San Francisco is the heart of the American protest movements of the last 40 years. I was already marching there at five years old, my mom towing me along to march against the Vietnam War.
This week, in their different responses to China’s usurpation of the Olympic torch and spirit to try to mask its repression in Tibet and at home, the (gay) mayor of Paris, and his colleagues from across the political spectrum, gave the (politically straight) mayor of San Francisco a schooling in the meaning of liberty.
“I remain attached to the values of human rights and the true values of the Olympics, which cannot be separated from human rights,” Paris Mayor Bertrand Delanoe said to explain Monday’s demonstrations against the Chinese possession of the torch, highlighted by mountain-climbers from Reporters without Borders scaling, sans rope, the Eiffel tower to implant a banner with a black background, the words “Peking 2008,” and the Olympic rings made up of handcuffs. (The remarks were reported by France 2 television, which also carried the harrowing first-hand footage of its cameraman being beaten into submission by police, his cries that he was press ignored.)

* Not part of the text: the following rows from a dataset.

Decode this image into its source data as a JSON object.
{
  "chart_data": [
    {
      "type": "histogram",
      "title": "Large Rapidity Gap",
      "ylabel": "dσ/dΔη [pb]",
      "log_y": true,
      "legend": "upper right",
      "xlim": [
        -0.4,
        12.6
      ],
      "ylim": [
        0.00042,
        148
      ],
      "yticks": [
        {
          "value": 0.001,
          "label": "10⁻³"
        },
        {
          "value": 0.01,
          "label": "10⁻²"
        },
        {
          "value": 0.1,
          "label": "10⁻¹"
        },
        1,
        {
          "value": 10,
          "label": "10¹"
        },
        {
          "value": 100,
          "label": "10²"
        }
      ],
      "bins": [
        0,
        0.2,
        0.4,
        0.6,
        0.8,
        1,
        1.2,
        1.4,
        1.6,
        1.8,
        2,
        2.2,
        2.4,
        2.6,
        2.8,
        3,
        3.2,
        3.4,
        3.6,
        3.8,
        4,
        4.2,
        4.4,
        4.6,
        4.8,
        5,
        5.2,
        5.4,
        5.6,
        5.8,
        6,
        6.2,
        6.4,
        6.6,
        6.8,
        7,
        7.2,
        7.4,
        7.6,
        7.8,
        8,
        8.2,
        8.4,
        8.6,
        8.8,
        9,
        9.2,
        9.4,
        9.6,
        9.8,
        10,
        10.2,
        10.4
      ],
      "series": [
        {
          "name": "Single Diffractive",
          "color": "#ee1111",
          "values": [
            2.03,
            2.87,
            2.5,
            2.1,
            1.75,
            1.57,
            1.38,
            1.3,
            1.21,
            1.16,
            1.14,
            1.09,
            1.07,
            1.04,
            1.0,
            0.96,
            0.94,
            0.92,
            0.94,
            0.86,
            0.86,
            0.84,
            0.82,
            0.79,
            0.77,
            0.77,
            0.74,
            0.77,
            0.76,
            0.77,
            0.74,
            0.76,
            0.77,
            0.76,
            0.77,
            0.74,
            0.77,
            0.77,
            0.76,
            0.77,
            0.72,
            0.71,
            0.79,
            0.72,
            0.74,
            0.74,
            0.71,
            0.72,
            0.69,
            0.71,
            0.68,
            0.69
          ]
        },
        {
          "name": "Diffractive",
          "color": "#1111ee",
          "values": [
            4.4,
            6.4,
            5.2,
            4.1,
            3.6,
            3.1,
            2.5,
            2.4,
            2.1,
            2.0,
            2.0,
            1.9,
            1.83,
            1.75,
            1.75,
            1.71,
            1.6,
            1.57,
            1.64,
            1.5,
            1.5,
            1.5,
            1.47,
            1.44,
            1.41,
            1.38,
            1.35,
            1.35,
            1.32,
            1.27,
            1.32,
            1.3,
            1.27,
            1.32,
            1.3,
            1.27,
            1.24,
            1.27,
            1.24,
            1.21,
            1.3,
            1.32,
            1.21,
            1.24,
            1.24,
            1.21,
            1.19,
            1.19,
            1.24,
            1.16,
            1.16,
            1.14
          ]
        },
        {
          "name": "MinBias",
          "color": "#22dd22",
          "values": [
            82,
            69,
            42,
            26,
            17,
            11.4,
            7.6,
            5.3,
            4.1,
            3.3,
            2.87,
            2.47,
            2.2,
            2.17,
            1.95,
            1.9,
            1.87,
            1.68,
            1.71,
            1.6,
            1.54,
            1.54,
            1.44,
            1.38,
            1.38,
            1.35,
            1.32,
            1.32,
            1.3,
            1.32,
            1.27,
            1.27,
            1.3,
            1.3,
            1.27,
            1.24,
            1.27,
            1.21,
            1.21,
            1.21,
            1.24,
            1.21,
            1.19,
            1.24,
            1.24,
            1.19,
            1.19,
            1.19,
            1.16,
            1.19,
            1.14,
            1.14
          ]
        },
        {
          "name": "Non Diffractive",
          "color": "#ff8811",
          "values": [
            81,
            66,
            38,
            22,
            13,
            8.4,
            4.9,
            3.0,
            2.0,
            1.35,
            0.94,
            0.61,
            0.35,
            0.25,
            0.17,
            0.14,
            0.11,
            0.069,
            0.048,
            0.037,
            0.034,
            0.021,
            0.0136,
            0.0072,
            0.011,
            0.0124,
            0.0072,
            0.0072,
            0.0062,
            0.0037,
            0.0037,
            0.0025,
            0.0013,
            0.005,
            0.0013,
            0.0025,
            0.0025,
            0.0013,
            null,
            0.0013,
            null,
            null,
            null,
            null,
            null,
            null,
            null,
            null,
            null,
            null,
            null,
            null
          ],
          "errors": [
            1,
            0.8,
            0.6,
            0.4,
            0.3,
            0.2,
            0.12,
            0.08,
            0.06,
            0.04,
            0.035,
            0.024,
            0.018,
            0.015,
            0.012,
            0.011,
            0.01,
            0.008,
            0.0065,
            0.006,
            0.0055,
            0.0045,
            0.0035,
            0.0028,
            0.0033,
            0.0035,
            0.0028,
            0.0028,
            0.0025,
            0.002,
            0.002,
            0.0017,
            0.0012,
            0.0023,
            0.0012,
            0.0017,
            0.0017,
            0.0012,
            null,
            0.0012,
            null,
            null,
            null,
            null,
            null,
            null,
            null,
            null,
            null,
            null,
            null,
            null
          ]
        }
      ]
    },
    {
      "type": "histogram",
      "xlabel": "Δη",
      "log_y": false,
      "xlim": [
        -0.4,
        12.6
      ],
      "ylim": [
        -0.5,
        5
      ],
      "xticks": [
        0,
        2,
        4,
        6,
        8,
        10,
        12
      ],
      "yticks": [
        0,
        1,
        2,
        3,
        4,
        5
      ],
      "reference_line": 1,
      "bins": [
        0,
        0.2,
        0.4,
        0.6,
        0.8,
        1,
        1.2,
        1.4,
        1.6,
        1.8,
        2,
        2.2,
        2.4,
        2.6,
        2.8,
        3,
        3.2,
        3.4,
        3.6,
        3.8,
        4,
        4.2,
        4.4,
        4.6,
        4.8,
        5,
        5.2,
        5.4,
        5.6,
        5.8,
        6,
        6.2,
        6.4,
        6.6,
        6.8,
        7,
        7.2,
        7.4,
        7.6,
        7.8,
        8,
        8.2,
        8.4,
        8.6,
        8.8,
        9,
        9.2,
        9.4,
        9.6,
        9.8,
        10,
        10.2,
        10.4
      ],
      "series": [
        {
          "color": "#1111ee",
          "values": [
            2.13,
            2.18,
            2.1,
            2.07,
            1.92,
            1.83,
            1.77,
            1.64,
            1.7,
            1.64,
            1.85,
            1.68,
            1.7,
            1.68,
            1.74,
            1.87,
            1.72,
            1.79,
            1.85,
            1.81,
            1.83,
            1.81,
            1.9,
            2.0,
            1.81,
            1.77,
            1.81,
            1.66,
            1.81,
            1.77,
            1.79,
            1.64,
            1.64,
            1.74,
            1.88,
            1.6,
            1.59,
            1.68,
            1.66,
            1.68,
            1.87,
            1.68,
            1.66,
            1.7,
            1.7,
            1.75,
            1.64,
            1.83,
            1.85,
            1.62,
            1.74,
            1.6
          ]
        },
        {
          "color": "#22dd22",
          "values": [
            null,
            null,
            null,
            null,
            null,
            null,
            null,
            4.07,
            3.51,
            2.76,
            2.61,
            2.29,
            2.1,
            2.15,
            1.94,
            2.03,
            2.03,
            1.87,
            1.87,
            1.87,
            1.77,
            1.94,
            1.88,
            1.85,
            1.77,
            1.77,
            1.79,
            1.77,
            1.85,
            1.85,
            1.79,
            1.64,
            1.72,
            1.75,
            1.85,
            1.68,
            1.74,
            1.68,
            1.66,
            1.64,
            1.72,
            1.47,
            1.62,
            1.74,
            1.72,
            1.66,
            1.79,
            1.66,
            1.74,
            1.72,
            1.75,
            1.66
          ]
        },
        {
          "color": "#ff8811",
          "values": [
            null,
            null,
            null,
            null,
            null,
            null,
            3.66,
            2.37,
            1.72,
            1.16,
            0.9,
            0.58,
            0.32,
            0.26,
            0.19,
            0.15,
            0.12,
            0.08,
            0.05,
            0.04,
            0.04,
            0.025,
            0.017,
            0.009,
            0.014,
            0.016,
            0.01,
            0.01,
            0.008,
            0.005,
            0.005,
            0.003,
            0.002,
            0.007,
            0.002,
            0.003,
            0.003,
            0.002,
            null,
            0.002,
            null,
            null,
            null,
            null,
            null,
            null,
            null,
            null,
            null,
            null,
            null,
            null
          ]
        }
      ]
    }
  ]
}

Meanwhile, legislators draped a banner calling for “Respect of Human Rights in China” over the Assembly’s ornate facade and broke out in the Marseilles when the torch passed. “Now we’ve done something so that no one can go to the Games and say I didn’t know,” said a senator from the governing right-wing UMP party.
Indeed, when the torch was finally snuffed out and hustled on a bus, it was a Chinese official that did the snuffing — apparently he could not take the heat of liberty. (In China yesterday, Tibet’s Chinese-appointed governor warned that anyone disrupting the torch’s path through Tibet would be dealt with without mercy.)
In San Francisco, by contrast, reports today’s San Francisco Chronicle, Mayor Newsom outdid the Chinese by pulling a slight of hand on the thousands of his constituents and fellow citizens all set to exercise their rights of free speech. The supposed torch was shuffled into a pier building at the planned starting point of the torch run while, a mile or so away, the real torch started on a new route. In other words, the route was changed at the last minute.
Only Aaron Peskin, president of the city’s board of supervisors, saved my hometown’s civic pride, telling the Chronicle, “Gavin Newsom runs San Francisco the way the premiere of China runs his country — secrecy, lies, misinformation, lack of transparency and manipulating the populace. He did it so China can report they had a great torch run.”
A few years ago, Paris had its own, embarrassing run for the Olympics, plastering “Paris Loves the Games” and “Paris, Ville Candidate” advertising all over the city — even draped across the Eiffel tower — in its efforts to win the 2012 games. I say embarrassing because, well, Paris doesn’t need the Games to make it glamorous. On Monday, Paris finally liberated itself from the malaise that followed its not securing the games and got its groove back. The city that capitalized Liberation in 1944 gave a lesson on the subject to my hometown — and the world.
President Bush has just announced he will not boycott the Games opening ceremonies. Let’s hope President Sarkozy will take a lesson in courage from the Paris mayor and give a lesson in liberty to the world.